Es handelt sich um eine theoretisch-analytische Arbeit, die auf einer fundierten Literaturrecherche und der Auswertung soziologischer Fachliteratur zur Familien- und Liebesforschung basiert.
Was wird im Hauptteil der Arbeit behandelt?

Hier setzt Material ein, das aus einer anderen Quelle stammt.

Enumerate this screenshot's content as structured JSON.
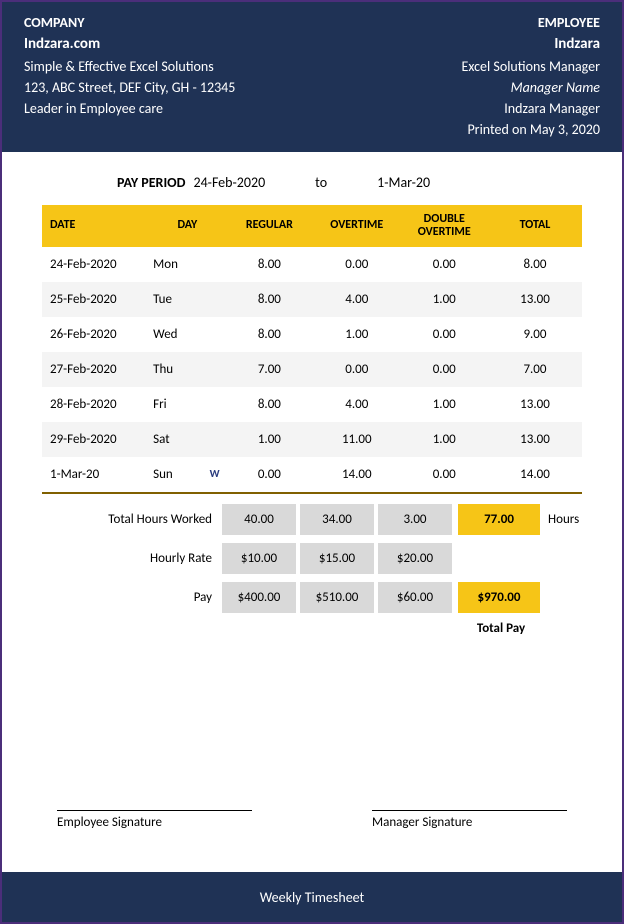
{
  "colors": {
    "frame": "#4b2e7a",
    "header_bg": "#1f3255",
    "header_text": "#ffffff",
    "accent": "#f6c517",
    "row_alt": "#f4f4f4",
    "summary_cell": "#d9d9d9",
    "bottom_border": "#806000"
  },
  "company": {
    "label": "COMPANY",
    "name": "Indzara.com",
    "tagline": "Simple & Effective Excel Solutions",
    "address": "123, ABC Street, DEF City, GH - 12345",
    "slogan": "Leader in Employee care"
  },
  "employee": {
    "label": "EMPLOYEE",
    "name": "Indzara",
    "title": "Excel Solutions Manager",
    "manager_label": "Manager Name",
    "manager_name": "Indzara Manager",
    "printed": "Printed on May 3, 2020"
  },
  "pay_period": {
    "label": "PAY PERIOD",
    "from": "24-Feb-2020",
    "to_label": "to",
    "to": "1-Mar-20"
  },
  "table": {
    "headers": {
      "date": "DATE",
      "day": "DAY",
      "regular": "REGULAR",
      "overtime": "OVERTIME",
      "double_overtime": "DOUBLE OVERTIME",
      "total": "TOTAL"
    },
    "rows": [
      {
        "date": "24-Feb-2020",
        "day": "Mon",
        "regular": "8.00",
        "overtime": "0.00",
        "double": "0.00",
        "total": "8.00",
        "mark": ""
      },
      {
        "date": "25-Feb-2020",
        "day": "Tue",
        "regular": "8.00",
        "overtime": "4.00",
        "double": "1.00",
        "total": "13.00",
        "mark": ""
      },
      {
        "date": "26-Feb-2020",
        "day": "Wed",
        "regular": "8.00",
        "overtime": "1.00",
        "double": "0.00",
        "total": "9.00",
        "mark": ""
      },
      {
        "date": "27-Feb-2020",
        "day": "Thu",
        "regular": "7.00",
        "overtime": "0.00",
        "double": "0.00",
        "total": "7.00",
        "mark": ""
      },
      {
        "date": "28-Feb-2020",
        "day": "Fri",
        "regular": "8.00",
        "overtime": "4.00",
        "double": "1.00",
        "total": "13.00",
        "mark": ""
      },
      {
        "date": "29-Feb-2020",
        "day": "Sat",
        "regular": "1.00",
        "overtime": "11.00",
        "double": "1.00",
        "total": "13.00",
        "mark": ""
      },
      {
        "date": "1-Mar-20",
        "day": "Sun",
        "regular": "0.00",
        "overtime": "14.00",
        "double": "0.00",
        "total": "14.00",
        "mark": "W"
      }
    ]
  },
  "summary": {
    "total_hours_label": "Total Hours Worked",
    "total_hours": {
      "regular": "40.00",
      "overtime": "34.00",
      "double": "3.00",
      "total": "77.00"
    },
    "hours_suffix": "Hours",
    "rate_label": "Hourly Rate",
    "rate": {
      "regular": "$10.00",
      "overtime": "$15.00",
      "double": "$20.00"
    },
    "pay_label": "Pay",
    "pay": {
      "regular": "$400.00",
      "overtime": "$510.00",
      "double": "$60.00",
      "total": "$970.00"
    },
    "total_pay_label": "Total Pay"
  },
  "signatures": {
    "employee": "Employee Signature",
    "manager": "Manager Signature"
  },
  "footer": "Weekly Timesheet"
}
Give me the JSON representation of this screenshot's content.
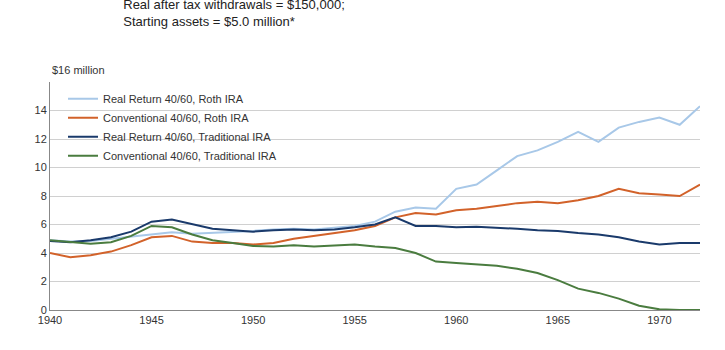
{
  "chart_data": {
    "type": "line",
    "title": "Real after tax withdrawals = $150,000;",
    "subtitle": "Starting assets = $5.0 million*",
    "ylabel": "$16 million",
    "x": [
      1940,
      1941,
      1942,
      1943,
      1944,
      1945,
      1946,
      1947,
      1948,
      1949,
      1950,
      1951,
      1952,
      1953,
      1954,
      1955,
      1956,
      1957,
      1958,
      1959,
      1960,
      1961,
      1962,
      1963,
      1964,
      1965,
      1966,
      1967,
      1968,
      1969,
      1970,
      1971,
      1972
    ],
    "series": [
      {
        "name": "Real Return 40/60, Roth IRA",
        "color": "#a8c8e8",
        "values": [
          4.9,
          4.8,
          4.85,
          5.0,
          5.15,
          5.35,
          5.45,
          5.35,
          5.4,
          5.5,
          5.55,
          5.65,
          5.7,
          5.65,
          5.75,
          5.9,
          6.2,
          6.9,
          7.2,
          7.1,
          8.5,
          8.8,
          9.8,
          10.8,
          11.2,
          11.8,
          12.5,
          11.8,
          12.8,
          13.2,
          13.5,
          13.0,
          14.3
        ]
      },
      {
        "name": "Conventional 40/60, Roth IRA",
        "color": "#d2622a",
        "values": [
          4.0,
          3.7,
          3.85,
          4.1,
          4.55,
          5.1,
          5.2,
          4.8,
          4.7,
          4.7,
          4.6,
          4.7,
          5.0,
          5.2,
          5.4,
          5.6,
          5.9,
          6.5,
          6.8,
          6.7,
          7.0,
          7.1,
          7.3,
          7.5,
          7.6,
          7.5,
          7.7,
          8.0,
          8.5,
          8.2,
          8.1,
          8.0,
          8.8
        ]
      },
      {
        "name": "Real Return 40/60, Traditional IRA",
        "color": "#1a3a6b",
        "values": [
          4.85,
          4.75,
          4.9,
          5.1,
          5.5,
          6.2,
          6.35,
          6.0,
          5.7,
          5.6,
          5.5,
          5.6,
          5.65,
          5.6,
          5.65,
          5.8,
          6.0,
          6.5,
          5.9,
          5.9,
          5.8,
          5.85,
          5.8,
          5.7,
          5.6,
          5.55,
          5.4,
          5.3,
          5.1,
          4.8,
          4.6,
          4.7,
          4.7
        ]
      },
      {
        "name": "Conventional 40/60, Traditional IRA",
        "color": "#4a7c3f",
        "values": [
          4.9,
          4.75,
          4.65,
          4.75,
          5.2,
          5.9,
          5.8,
          5.3,
          4.9,
          4.7,
          4.5,
          4.45,
          4.55,
          4.45,
          4.5,
          4.6,
          4.45,
          4.35,
          4.0,
          3.4,
          3.3,
          3.2,
          3.1,
          2.9,
          2.6,
          2.1,
          1.5,
          1.2,
          0.8,
          0.3,
          0.05,
          0.0,
          0.0
        ]
      }
    ],
    "xlim": [
      1940,
      1972
    ],
    "xticks": [
      1940,
      1945,
      1950,
      1955,
      1960,
      1965,
      1970
    ],
    "ylim": [
      0,
      16
    ],
    "yticks": [
      0,
      2,
      4,
      6,
      8,
      10,
      12,
      14
    ],
    "grid": true,
    "legend": "upper left"
  }
}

Der Hauptteil gliedert sich in eine historische Analyse der Liebesvorstellungen, eine Untersuchung der modernen Treuekonzepte und eine Diskussion verschiedener Legitimierungsansätze für das Ehekonzept.
Welche Schlüsselwörter charakterisieren die Arbeit?
Die Arbeit wird maßgeblich durch Begriffe wie Liebesehe, Individualisierung, romantische Liebe, Treuekonzepte und partnerschaftliche Legitimierung charakterisiert.
Was versteht die Autorin unter einer "Deinstitutionalisierungsthese" im Zusammenhang mit der Ehe?
Die These beschreibt den Prozess, in dem die Ehe ihre einstige institutionelle und religiöse Selbstverständlichkeit verliert und zunehmend als eine Form unter vielen anderen Partnerschaftsmodellen wahrgenommen wird.
Wie unterscheidet sich die "vernünftige Liebe" von der romantischen Liebe in der Arbeit?
Die vernünftige Liebe fokussiert auf geistige Übereinstimmung und Tugendhaftigkeit unter Ausschluss irrationaler Leidenschaft, während die romantische Liebe sexuelle Leidenschaft, Einmaligkeit und die Suche nach dem "einzigartigen Du" in den Mittelpunkt stellt.